In Case You Missed It: The EU/US Privacy Shield is set to go into effect this Tuesday, July 13, pending a decision today by the EU’s College of Commissioners. On Friday, July 8, the Privacy Shield agreement (entered into in February) was adopted by EU member states. EU/US data transfer has been in limbo ever since the erstwhile Safe Harbor was invalided by the European Court of Justice last year. Stay tuned in this space for much more on the ins-and-outs of what the Privacy Shield says, and what it means for business.
News of Note: In further evidence that the U.S. government is increasingly concerned about cybersecurity issues, President Obama singled out cybersecurity as a significant concern while at a press conference in Madrid, Spain, noting that the White House had been the target of hacking attacks (and in response to concerns regarding the possibility that Hillary Clinton’s email was hacked while she was Secretary of State).
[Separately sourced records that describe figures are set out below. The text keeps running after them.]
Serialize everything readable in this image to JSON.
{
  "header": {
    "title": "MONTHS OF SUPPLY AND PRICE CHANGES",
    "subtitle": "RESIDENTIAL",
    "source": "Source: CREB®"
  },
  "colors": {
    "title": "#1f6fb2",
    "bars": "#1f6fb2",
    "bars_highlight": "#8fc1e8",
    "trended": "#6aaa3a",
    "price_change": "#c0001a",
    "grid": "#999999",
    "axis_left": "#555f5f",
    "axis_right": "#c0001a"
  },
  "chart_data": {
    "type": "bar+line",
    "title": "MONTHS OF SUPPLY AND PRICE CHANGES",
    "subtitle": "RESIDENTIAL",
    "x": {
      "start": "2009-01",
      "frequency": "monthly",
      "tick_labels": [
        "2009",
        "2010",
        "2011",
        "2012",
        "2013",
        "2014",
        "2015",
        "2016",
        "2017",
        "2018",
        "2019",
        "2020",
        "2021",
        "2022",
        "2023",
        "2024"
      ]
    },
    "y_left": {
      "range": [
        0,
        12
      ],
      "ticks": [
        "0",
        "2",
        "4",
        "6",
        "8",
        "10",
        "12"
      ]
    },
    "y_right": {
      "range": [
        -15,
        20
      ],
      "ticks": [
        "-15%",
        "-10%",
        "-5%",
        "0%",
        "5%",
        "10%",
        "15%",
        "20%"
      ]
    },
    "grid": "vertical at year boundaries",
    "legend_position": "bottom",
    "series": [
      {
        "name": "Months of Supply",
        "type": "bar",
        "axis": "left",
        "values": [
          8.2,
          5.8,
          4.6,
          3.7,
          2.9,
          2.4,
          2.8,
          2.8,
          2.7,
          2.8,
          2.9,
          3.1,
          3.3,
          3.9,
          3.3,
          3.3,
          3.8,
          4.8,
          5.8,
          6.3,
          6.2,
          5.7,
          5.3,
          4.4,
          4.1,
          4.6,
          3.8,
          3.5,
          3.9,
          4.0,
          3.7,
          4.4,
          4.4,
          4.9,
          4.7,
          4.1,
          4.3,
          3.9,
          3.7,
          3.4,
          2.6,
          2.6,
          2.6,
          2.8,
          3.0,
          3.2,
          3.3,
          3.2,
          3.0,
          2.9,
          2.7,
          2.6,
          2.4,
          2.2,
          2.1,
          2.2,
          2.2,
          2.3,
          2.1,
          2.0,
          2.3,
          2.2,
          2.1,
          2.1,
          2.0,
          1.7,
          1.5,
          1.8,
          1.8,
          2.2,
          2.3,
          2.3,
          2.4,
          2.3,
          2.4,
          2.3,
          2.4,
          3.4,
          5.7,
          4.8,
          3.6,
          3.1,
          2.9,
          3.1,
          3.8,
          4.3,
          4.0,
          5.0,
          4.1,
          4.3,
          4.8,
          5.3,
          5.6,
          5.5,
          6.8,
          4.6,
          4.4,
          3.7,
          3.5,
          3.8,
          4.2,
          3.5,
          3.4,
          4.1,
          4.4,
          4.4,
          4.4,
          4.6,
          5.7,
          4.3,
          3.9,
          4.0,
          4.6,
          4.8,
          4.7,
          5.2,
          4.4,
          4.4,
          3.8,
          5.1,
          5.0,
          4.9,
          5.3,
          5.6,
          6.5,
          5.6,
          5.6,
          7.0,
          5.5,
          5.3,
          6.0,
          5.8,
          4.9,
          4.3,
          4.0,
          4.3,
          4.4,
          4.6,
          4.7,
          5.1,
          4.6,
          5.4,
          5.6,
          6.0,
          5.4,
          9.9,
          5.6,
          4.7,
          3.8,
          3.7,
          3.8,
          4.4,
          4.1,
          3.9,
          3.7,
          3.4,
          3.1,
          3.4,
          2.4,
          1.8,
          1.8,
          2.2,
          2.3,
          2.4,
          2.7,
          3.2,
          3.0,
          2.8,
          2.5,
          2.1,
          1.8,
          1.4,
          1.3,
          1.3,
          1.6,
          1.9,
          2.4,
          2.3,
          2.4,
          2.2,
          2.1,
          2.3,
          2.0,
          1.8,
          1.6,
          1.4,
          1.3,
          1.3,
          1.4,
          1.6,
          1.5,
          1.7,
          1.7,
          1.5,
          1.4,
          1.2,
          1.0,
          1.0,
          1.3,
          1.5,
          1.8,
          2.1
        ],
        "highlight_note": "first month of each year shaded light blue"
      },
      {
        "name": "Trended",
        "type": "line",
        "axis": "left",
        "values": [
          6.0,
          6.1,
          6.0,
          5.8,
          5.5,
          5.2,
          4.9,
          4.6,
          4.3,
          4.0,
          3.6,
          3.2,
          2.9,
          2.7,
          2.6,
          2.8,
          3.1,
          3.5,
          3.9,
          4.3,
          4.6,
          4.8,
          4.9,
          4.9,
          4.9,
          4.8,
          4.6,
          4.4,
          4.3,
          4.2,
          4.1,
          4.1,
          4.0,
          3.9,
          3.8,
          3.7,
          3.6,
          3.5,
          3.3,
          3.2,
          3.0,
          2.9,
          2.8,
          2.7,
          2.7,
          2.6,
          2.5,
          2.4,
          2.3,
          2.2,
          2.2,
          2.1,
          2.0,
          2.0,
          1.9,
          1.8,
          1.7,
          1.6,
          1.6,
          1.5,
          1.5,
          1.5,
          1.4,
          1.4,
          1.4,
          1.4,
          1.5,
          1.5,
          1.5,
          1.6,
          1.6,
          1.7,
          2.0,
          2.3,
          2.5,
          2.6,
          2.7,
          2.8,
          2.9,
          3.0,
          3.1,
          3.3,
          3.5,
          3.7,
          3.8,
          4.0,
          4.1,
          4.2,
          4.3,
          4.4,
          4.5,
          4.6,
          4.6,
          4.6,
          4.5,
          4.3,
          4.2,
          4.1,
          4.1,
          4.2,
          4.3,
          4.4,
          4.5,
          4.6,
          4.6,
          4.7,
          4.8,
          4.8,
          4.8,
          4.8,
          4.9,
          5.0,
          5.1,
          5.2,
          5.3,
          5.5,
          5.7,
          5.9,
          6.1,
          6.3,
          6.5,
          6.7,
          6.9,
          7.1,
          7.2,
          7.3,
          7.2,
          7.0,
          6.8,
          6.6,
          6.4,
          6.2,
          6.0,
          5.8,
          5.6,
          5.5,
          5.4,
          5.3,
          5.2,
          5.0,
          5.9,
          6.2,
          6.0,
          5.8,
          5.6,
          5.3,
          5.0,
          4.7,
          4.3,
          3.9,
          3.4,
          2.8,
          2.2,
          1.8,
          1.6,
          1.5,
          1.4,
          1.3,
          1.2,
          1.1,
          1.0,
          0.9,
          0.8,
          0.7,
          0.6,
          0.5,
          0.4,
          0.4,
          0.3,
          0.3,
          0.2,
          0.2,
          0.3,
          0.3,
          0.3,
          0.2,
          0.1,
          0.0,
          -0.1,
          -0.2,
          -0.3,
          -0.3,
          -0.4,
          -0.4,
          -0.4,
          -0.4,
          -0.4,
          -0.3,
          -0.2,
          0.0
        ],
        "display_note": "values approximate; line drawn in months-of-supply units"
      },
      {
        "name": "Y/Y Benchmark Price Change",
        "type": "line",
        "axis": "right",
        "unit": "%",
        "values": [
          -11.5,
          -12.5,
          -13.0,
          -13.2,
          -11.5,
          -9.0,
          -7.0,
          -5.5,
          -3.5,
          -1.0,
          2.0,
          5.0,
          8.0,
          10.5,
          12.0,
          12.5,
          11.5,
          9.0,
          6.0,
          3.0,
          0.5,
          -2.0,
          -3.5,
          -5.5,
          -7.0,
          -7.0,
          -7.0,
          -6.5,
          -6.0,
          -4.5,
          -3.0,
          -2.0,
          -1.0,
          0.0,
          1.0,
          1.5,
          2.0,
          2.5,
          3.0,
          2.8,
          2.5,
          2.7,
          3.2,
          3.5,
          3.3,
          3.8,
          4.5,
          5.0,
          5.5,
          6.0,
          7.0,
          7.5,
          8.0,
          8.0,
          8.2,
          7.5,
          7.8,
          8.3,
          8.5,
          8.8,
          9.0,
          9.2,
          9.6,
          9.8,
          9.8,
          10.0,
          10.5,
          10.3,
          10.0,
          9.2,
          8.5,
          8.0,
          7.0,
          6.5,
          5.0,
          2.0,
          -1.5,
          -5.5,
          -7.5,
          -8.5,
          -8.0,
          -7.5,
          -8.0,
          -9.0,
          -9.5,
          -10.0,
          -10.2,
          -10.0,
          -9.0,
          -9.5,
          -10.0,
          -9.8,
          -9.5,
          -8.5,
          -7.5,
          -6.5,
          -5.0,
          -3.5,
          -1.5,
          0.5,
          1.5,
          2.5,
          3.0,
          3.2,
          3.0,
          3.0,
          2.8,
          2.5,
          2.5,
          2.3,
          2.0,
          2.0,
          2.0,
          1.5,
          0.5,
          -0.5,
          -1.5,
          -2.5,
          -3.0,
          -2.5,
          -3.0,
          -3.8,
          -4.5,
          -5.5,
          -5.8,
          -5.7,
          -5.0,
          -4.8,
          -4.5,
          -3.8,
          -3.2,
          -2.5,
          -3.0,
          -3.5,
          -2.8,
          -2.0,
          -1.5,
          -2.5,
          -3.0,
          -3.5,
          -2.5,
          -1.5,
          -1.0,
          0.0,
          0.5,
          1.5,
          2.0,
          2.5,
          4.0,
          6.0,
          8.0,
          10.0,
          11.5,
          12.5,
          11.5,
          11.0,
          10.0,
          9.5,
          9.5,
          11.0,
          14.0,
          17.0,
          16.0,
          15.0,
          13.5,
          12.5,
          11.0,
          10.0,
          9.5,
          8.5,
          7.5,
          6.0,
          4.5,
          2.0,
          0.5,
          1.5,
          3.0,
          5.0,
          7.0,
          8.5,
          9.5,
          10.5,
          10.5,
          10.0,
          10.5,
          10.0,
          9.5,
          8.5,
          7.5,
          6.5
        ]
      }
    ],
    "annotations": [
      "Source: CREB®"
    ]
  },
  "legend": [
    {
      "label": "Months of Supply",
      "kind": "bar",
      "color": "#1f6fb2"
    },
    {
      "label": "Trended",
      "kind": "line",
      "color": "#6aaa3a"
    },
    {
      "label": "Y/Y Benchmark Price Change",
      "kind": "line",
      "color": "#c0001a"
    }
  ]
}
And newly-appointed HHS Chief Information Officer Beth Anne Killoran has indicated that she intends to focus on cybersecurity issues while serving in her post.
Practice Tip of the Week: Focus on accountability. If a data breach occurs, who must alert management? Who in management will quarterback the response effort? Who will be responsible for coordinating technical, legal, business continuity, and public relations elements? Even without a breach, who will day-to-day communication and reporting occur? From whom, and to whom? Asking these questions, and thinking carefully about their answers, can be a clarifying, productive, and ultimately time- and cost-saving exercise.